Environmental groups tend to badger governments in the developing world to promote conservation.

One way they do this is by putting pressure on international lending institutions. The Inter-American Development Bank, for instance, recently threatened to cut off a loan to Brazil for a road-building project after environmentalists charged that the project was leading to massive deforestation and human suffering.

As the Bolivian deal illustrates, however, environmentalists are beginning to recognize the need for carrots as well as sticks.

Legislation introduced in both houses of Congress this year would extend the concept of debt-for-nature swaps to the World Bank. The bill directs the US representative to the bank to set up a pilot program that would allow the bank to cancel some debt obligations in return for pledges from developing countries to preserve tropical forest.

This new approach is at least partly a recognition of rough realities.

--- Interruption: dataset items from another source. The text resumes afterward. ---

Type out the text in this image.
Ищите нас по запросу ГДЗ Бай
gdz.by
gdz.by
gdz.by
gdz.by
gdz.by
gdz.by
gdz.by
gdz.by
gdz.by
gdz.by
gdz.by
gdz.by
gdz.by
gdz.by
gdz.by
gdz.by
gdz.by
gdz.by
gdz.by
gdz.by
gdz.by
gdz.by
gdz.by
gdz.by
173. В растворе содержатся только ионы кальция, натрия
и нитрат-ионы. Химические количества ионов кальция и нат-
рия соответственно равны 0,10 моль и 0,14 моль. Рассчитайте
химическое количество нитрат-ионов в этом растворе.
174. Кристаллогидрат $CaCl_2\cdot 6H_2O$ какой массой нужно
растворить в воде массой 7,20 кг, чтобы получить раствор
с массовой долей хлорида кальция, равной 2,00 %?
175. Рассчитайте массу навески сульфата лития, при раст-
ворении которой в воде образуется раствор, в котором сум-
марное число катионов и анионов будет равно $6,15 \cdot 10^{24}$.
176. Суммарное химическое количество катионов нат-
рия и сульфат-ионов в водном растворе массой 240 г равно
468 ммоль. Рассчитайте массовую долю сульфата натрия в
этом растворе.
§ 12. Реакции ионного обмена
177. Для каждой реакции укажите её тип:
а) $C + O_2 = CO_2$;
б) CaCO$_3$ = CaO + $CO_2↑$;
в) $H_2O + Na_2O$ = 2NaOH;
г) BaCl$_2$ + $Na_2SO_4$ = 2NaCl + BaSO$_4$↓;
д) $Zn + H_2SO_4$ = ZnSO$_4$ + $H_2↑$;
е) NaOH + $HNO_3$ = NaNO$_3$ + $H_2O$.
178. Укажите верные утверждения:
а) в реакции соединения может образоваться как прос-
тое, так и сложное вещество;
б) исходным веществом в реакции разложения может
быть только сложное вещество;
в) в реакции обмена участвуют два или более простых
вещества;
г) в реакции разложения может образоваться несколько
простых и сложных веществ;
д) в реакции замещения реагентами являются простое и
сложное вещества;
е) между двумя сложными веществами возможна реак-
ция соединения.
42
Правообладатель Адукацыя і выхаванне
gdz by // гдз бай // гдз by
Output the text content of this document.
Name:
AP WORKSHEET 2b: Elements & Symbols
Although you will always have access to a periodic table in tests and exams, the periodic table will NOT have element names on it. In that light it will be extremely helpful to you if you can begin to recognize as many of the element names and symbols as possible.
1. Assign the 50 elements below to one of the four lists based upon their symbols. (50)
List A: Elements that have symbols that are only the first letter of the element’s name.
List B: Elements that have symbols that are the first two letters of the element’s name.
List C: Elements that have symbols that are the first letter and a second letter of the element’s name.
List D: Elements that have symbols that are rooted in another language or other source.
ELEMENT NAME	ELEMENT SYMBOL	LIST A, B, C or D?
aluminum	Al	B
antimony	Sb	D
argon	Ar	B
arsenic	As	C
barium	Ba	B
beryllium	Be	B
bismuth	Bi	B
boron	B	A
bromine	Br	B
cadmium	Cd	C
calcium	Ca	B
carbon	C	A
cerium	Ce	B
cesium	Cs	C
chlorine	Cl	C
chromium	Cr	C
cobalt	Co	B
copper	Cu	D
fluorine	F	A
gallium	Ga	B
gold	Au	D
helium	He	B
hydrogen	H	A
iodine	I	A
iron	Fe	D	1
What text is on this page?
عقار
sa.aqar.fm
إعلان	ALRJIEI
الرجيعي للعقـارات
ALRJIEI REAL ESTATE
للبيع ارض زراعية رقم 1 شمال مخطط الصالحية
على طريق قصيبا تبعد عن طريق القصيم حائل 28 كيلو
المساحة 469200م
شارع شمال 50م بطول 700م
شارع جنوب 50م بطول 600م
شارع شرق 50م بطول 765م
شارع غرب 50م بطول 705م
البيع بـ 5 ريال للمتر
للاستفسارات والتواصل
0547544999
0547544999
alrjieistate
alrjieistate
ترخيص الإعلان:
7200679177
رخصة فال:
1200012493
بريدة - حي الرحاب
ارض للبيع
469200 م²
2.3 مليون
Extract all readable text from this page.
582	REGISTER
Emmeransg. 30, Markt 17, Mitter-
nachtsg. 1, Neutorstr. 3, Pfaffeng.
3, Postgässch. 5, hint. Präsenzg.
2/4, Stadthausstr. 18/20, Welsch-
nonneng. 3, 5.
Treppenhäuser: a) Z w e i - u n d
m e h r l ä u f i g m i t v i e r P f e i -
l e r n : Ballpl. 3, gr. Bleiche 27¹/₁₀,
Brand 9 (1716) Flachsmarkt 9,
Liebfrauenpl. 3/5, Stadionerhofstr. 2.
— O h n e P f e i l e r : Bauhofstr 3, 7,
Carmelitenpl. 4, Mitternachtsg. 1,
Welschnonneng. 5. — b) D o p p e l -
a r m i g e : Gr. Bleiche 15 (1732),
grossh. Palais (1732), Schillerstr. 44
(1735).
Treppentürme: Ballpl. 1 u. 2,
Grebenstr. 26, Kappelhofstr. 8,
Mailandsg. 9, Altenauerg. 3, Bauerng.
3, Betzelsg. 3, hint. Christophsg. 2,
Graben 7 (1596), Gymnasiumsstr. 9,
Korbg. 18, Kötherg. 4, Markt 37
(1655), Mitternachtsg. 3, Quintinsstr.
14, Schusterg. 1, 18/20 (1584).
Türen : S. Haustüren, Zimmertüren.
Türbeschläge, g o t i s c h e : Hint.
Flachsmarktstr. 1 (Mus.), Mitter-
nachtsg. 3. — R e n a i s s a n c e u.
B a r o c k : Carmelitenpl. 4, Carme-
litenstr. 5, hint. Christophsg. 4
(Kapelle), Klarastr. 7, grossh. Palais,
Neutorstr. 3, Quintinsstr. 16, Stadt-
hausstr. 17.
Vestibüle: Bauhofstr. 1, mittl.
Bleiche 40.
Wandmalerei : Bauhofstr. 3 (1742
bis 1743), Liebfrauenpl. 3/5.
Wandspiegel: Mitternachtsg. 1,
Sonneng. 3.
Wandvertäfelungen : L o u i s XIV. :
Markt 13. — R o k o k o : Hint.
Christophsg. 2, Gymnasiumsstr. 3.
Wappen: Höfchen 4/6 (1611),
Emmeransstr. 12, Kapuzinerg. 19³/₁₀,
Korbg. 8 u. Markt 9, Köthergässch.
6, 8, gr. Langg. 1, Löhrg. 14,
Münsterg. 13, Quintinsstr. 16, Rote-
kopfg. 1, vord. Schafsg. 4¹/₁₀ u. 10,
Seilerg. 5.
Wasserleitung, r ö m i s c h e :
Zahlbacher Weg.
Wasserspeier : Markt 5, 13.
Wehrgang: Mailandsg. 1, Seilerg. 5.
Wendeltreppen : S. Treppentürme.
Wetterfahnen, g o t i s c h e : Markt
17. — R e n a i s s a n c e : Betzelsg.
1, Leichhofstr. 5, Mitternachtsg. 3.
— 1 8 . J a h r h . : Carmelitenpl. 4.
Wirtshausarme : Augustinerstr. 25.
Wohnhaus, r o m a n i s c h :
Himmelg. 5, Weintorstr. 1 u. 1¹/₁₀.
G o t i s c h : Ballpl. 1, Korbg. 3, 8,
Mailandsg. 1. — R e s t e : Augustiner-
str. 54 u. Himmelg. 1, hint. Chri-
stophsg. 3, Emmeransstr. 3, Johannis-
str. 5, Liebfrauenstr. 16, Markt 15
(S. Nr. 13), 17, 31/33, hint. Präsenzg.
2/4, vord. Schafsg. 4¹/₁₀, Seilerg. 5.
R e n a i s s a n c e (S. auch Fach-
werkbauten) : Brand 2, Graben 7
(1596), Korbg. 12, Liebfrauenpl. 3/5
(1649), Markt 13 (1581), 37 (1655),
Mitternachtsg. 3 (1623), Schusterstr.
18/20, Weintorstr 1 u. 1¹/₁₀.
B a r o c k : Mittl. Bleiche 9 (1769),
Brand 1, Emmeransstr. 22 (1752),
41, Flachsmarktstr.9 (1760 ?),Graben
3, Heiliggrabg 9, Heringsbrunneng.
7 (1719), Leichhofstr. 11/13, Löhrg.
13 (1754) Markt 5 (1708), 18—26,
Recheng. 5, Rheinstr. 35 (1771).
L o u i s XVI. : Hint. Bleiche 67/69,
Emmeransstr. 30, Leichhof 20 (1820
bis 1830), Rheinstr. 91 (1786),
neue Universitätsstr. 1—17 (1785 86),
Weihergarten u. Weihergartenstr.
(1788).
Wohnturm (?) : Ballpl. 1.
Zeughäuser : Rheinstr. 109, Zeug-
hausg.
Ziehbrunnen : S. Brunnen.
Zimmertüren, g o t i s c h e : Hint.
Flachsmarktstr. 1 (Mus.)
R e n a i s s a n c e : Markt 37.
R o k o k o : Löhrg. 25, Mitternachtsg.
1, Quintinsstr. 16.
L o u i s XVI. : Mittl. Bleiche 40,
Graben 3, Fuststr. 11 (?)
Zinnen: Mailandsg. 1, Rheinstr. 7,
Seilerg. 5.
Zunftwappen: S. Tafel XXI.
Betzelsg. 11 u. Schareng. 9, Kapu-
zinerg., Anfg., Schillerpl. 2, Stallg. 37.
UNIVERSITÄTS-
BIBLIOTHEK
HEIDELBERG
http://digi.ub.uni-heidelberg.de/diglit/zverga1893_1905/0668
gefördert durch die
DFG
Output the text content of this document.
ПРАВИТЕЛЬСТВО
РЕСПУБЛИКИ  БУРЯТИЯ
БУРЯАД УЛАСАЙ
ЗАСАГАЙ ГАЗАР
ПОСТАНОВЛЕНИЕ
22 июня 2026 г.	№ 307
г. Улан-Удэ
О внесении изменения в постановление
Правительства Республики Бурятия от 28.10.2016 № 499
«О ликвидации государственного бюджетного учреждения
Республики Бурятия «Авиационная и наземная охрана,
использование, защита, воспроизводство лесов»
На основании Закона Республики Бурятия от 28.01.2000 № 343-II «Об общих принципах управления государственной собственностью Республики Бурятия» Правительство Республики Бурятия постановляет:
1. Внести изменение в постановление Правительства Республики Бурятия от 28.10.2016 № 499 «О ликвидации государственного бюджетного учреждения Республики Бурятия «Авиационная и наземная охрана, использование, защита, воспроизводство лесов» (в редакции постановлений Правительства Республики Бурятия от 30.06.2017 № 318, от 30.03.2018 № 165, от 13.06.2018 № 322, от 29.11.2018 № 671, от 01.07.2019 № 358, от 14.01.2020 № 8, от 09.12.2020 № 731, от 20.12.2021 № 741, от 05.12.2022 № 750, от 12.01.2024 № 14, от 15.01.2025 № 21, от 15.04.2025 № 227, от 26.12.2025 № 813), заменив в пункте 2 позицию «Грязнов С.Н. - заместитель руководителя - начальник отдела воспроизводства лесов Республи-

For many developing countries, environmental concerns remain a low priority. There's also an emerging view that the preservation of global resources may need to be paid for by groups in the wealthier nations.

``If we want the global benefits of resources in the developing world, we should be willing to pay for it,'' says Theodore Panayotou, a research associate at the Harvard Institute for International Development. Mr. Panayotou advocates changes in the way foreign debts are structured so that repayment is tied directly to export earnings. That way, when earnings drop, the cost of servicing the debt would decline along with it.

Still, many economists, including Mr. Panayotou, caution that the relationship between debt and environmental decay is impossible to document. Indeed, no complete study has ever been done. At a recent international conference on wilderness issues, held in Colorado, participants discussed the latest ideas for encouraging conservation in developing regions.

Yolanda Kakabadse, executive director of the Ecuadorean conservation group Fundacion Natura, told the environmentalists gathered there, ``As long as exploitation of the resources within wild areas means business, there will be little that we can do to stop the process. International commerce between developed and developing nations has no pity on local resources.''

One possible solution, discussed extensively at the conference, was a proposal for an International Conservation Bank.

The bank, the brainchild of banker Michael Sweatman, would act as an intermediary between borrowing nations and the financial markets. The institution could take on conservation projects that other institutions are unwilling to finance.

``You have to create a mechanism that allows conservation projects to get a fair hearing - right up there alongside the development projects,'' Mr. Sweatman says. The bank could also act as a broker for the type of debt-for-nature deals being developed in Latin America.

The plan for the conservation bank is still vague, however. Sweatman says he hopes to launch a feasibility study within the next two months.